In 2017, Oxford began investing in the life sciences industry, developing its portfolio across key North American and European markets. Today, its North American portfolio comprises 1.4 million square feet with an additional 1 million square feet in the pipeline.
What’s more, the purchase of 92 Crowley provides further momentum to Oxford’s strategy to become the market leader in good manufacturing practice (GMP) facility ownership. In North America, Oxford‘s GMP platform and pipeline has expanded to 12 facilities across six markets, with the largest concentration — totaling 775,000 square feet — in the life sciences hub of greater Boston.

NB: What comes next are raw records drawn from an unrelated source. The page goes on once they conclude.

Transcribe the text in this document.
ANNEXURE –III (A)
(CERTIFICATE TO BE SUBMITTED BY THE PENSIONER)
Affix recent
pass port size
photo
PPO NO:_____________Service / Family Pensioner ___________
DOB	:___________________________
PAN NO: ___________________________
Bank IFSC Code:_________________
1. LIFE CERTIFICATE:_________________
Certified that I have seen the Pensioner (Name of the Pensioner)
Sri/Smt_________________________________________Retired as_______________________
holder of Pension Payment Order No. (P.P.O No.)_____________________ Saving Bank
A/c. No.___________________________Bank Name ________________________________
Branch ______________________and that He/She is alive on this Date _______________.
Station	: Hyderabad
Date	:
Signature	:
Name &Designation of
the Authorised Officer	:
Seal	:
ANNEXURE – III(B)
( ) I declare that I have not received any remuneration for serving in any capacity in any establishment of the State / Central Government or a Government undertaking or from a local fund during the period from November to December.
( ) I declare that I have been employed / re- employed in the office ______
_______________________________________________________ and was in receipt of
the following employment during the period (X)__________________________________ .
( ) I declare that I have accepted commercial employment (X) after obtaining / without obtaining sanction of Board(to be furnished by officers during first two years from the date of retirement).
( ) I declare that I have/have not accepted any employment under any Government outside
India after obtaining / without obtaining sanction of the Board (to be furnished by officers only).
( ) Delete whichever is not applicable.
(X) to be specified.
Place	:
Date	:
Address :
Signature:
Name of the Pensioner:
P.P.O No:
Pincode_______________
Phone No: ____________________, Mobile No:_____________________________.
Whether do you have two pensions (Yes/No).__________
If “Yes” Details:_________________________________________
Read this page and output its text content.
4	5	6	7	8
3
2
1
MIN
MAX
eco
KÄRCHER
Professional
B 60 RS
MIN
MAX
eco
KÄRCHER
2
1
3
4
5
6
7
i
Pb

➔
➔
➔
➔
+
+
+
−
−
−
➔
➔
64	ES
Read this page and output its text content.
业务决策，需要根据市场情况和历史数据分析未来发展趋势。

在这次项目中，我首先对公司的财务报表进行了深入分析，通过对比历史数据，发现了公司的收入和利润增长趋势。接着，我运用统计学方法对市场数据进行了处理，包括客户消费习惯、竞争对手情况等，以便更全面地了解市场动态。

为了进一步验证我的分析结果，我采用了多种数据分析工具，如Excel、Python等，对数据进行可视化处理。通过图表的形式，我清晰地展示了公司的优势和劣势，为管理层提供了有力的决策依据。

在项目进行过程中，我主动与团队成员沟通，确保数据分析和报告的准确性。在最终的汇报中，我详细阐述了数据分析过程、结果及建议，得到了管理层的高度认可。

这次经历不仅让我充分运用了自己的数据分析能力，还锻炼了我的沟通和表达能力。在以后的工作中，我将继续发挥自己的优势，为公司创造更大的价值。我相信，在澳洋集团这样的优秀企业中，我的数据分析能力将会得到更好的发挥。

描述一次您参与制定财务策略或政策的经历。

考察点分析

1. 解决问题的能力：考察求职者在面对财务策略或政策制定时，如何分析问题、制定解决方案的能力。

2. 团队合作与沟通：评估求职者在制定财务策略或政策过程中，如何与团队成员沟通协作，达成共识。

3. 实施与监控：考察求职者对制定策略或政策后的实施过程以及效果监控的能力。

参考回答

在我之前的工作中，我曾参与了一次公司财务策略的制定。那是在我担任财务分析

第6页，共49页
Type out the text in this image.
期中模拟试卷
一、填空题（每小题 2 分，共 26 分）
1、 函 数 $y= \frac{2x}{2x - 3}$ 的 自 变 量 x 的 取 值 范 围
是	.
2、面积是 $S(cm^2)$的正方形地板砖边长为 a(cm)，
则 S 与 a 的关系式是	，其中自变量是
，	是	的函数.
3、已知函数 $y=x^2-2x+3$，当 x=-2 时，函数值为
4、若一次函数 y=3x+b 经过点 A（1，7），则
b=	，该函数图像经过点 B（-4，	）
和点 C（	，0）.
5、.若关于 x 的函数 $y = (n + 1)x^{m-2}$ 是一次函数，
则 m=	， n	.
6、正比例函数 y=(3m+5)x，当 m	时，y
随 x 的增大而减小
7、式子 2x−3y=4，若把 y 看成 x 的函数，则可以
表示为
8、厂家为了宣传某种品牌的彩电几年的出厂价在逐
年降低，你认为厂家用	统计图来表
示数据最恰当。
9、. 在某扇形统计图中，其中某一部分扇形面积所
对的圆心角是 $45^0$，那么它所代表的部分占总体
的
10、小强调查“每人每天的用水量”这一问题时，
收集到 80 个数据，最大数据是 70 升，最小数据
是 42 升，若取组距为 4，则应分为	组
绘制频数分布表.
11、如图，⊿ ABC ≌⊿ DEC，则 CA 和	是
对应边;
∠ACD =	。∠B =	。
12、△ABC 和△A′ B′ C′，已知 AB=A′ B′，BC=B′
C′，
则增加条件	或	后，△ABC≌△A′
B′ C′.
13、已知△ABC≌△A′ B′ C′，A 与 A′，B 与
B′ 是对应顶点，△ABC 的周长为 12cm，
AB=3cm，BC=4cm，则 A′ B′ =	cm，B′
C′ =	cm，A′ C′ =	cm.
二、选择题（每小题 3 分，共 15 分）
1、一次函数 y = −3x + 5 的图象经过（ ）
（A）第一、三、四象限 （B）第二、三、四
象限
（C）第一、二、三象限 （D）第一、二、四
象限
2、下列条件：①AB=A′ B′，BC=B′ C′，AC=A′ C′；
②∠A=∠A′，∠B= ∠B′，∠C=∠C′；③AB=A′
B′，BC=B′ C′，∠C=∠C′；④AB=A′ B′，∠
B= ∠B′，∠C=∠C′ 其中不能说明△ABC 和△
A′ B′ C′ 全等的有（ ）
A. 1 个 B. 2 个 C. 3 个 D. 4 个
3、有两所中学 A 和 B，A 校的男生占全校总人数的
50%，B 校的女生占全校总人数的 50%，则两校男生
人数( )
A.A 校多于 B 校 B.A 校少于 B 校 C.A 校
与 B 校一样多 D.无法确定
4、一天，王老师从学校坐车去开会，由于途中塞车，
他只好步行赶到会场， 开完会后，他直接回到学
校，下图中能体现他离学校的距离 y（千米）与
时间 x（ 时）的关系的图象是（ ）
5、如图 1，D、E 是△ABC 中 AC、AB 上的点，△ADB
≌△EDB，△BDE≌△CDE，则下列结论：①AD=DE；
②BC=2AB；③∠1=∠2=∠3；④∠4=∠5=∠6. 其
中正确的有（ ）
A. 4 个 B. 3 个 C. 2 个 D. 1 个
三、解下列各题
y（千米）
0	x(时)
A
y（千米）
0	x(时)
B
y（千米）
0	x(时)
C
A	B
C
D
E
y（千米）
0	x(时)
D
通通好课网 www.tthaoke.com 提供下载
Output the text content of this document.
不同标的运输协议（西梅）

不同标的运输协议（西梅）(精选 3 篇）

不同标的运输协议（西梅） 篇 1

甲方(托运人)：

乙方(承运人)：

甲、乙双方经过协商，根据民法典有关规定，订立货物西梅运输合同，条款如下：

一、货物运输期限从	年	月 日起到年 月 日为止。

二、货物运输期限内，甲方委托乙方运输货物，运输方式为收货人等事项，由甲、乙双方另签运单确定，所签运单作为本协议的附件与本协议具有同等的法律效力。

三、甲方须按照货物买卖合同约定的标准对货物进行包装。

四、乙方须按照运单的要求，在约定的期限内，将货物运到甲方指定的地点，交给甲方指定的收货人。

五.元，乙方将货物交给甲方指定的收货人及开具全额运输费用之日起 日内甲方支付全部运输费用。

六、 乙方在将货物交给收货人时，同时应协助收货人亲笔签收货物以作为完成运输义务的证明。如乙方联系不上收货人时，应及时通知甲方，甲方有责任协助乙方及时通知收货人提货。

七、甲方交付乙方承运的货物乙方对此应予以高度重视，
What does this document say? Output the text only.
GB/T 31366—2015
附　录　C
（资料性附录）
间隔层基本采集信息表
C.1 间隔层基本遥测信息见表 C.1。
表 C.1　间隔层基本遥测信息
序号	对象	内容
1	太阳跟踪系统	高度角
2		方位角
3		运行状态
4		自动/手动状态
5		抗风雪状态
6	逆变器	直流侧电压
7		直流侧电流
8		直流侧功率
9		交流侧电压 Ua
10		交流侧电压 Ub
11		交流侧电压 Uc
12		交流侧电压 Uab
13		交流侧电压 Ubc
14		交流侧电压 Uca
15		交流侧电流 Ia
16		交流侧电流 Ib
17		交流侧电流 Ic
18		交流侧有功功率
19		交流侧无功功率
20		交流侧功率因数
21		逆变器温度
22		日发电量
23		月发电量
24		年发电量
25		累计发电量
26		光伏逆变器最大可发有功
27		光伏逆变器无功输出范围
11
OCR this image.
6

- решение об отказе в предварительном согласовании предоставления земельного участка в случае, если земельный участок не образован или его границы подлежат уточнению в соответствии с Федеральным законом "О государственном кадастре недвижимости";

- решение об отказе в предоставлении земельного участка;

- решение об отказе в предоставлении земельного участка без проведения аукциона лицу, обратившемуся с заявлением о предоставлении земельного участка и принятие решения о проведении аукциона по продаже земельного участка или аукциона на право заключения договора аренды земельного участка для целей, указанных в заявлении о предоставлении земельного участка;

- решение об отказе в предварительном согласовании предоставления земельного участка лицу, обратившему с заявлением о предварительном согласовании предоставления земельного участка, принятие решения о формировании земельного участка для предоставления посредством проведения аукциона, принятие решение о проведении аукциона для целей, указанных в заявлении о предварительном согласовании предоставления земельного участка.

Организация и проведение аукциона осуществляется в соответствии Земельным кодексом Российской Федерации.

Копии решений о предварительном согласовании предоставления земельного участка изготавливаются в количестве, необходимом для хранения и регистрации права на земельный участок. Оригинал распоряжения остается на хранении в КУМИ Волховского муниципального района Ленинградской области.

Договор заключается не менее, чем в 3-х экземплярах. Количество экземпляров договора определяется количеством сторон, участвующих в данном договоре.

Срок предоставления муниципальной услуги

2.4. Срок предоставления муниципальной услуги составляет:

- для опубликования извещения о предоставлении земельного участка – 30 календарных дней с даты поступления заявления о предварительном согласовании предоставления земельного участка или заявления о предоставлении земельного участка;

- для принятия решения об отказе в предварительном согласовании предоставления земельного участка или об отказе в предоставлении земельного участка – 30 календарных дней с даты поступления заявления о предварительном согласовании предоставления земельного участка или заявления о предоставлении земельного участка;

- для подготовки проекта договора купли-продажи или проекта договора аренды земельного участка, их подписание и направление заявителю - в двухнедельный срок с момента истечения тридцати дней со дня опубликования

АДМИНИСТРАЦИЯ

Boston’s Life Sciences Suburbanization
Boston maintains its dominance in the life sciences industry with world-class research institutions, available talent and funding. In fact, the region leads the industry with both the largest real estate market and largest labor force employed, which is further evidenced in the area’s 13.2% growth of biopharma employment in 2021.
And, with a life sciences real estate supply-demand imbalance, Boston continues to expand from its historical epicenter of Kendall Square to new and emerging clusters around the state. As a potential example of this trend, all five GMP facilities in the Boston region owned by Oxford are in the suburban spillovers of Farnborough, Medford, Bedford or Marlborough, Mass.
Plus, the wider Boston life sciences market shows no sign of slowing down: The Massachusetts Biotechnology Council reported in 2022 that 1.7 million square feet of GMP space, as well as another 14.86 million square feet of lab space, was under construction.